With a loud puff of air the queen snapped her tail against the floor and stomped off, jeweled braids clicking after her. I waited till she had gone through the curtain before asking what that was all about.

"She wanted to help you bathe and get you, uh, comfortable, but I told about divine beings only showing their nakedness to their mates. Clothes like touch. She thought it...silly. Said you needed food and mates provide, but divine beings different. Made her see so."

"She seems awfully excited that you're mated."

"She..." he rolled his jaw as he searched for a word. "Likes you? Excited? Curious?" His ears flattened. "Bossy. Ways of other mates not her right."

"Her business you mean?"

"Yes." He hesitated, eyes flickering to the curtains. "You would like to bathe? New clothes?"

"There are clothes here for me?"

"Royal females wear clothes." The words warped with his sudden purr of pleasure.

I smiled. "Oh? You like me being royal?"

"You are mine. I am next chief." The purring abruptly stopped and his tail and wings drooped.

I nodded. "Ah. You don't want to be chief."

He nodded sullenly, then looked to the bundle on my front and reached out.

"Can I?" His longing washed away the irritation and dread in his mind waves.

I happily opened up the bundle and let him scoop out each egg, which he nuzzled and purred against before setting it gently in the moss of the incubator. It made me smile, seeing how fond he was of the babies even while they were still, boring eggs. I could feel his warmth and love over his waves, which he had let loose again once his mother had left. I hadn't realized I would miss feeling his emotions until he'd locked them up tight to face down his mother.
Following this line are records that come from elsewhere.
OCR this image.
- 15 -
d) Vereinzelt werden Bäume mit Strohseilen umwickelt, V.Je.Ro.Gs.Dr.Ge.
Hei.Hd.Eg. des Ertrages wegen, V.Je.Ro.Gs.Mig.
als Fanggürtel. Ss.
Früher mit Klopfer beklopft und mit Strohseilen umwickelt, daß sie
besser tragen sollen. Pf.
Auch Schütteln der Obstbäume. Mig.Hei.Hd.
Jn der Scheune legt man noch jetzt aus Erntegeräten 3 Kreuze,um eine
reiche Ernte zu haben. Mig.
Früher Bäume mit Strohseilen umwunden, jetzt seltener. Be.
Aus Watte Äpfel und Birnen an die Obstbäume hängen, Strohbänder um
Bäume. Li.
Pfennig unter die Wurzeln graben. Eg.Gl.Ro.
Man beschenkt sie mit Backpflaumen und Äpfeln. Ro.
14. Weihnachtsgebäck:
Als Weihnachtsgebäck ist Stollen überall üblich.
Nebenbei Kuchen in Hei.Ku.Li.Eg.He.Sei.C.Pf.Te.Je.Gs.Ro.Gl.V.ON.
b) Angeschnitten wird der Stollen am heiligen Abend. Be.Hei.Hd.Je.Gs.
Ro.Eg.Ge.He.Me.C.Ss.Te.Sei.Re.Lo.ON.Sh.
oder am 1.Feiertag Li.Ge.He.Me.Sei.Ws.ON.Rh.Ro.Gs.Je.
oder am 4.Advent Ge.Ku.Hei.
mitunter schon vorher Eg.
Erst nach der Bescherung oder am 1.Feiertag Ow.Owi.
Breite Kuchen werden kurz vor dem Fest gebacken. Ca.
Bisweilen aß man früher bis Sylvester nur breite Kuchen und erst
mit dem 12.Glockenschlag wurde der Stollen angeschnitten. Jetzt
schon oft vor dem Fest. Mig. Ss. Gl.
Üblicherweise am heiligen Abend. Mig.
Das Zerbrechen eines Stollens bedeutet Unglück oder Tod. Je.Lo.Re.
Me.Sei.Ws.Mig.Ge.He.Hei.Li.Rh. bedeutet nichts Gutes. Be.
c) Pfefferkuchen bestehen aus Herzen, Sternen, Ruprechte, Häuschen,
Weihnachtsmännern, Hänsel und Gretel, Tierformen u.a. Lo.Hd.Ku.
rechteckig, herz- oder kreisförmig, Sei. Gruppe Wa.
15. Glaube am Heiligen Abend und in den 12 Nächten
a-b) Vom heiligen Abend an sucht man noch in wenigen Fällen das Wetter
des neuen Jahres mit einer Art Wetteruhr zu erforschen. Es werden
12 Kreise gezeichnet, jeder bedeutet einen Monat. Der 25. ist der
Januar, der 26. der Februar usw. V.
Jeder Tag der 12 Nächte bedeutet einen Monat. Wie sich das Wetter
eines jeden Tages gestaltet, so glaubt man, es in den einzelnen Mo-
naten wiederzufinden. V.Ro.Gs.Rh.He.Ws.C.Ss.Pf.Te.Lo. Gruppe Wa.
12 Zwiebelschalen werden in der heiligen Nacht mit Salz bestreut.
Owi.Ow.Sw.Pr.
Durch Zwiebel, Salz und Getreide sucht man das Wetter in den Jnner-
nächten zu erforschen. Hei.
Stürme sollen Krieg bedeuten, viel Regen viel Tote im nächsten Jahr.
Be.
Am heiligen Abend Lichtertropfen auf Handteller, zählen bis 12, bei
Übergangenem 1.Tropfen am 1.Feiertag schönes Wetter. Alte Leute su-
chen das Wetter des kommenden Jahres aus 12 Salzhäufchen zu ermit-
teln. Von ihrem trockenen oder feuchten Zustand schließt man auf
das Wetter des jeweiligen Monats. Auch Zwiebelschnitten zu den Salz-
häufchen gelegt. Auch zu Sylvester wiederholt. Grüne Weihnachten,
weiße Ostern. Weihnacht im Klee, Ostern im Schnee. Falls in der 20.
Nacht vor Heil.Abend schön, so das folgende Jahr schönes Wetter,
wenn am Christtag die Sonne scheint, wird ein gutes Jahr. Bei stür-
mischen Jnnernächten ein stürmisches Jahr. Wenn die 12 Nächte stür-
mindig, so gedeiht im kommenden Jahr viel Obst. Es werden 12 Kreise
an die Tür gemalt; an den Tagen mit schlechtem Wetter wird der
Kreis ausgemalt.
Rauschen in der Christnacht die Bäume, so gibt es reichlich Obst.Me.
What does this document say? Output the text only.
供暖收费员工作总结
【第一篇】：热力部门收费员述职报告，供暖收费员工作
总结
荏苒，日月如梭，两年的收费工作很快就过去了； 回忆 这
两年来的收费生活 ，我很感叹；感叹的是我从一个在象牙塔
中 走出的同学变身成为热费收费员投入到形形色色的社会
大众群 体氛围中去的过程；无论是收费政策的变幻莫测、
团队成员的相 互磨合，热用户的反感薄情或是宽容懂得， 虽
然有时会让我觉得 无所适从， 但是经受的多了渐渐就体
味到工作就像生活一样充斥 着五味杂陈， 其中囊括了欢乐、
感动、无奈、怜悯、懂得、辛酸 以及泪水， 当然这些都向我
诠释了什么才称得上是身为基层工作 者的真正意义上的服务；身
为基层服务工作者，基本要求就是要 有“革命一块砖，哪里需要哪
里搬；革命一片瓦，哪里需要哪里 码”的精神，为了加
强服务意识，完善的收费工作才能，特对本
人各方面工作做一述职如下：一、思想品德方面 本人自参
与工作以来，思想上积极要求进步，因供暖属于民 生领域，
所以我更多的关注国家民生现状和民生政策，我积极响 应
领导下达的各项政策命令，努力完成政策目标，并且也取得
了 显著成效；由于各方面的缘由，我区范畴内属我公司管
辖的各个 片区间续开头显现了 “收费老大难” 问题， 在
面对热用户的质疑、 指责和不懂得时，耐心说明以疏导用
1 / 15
"Have you always wanted kids?" I asked.

"Why would I not?" He nuzzled and purred against the last egg, then carefully set it next to its siblings and closed the lid.

I shrugged. "Some people don't want kids. They don't want the hassle or lose the time kids—young, take away."

He gave me an odd look. "What would they do?"

"Huh?"

"With the time. Time not given to young. What could be better?"

"Travel? Learning?"

"Why not take young with you?"

"You can't do everything with young, can you?"

"No, but young are small for very little time. Precious time." He looked down at the eggs in their incubator fondly. "Eggs, warm and little, such little time. Then they hatch, move lots and..." he seemed to lose words to describe just what he was envisioning, but I could imagine with the happy, excited wiggles he was painting my thoughts with.

I felt myself warming as well as I looked at them and found, despite my trepidation at all this new strangeness, I didn't regret leaving the station. I wanted to see them hatched. I wanted to see the new people I had created who wouldn't have existed otherwise.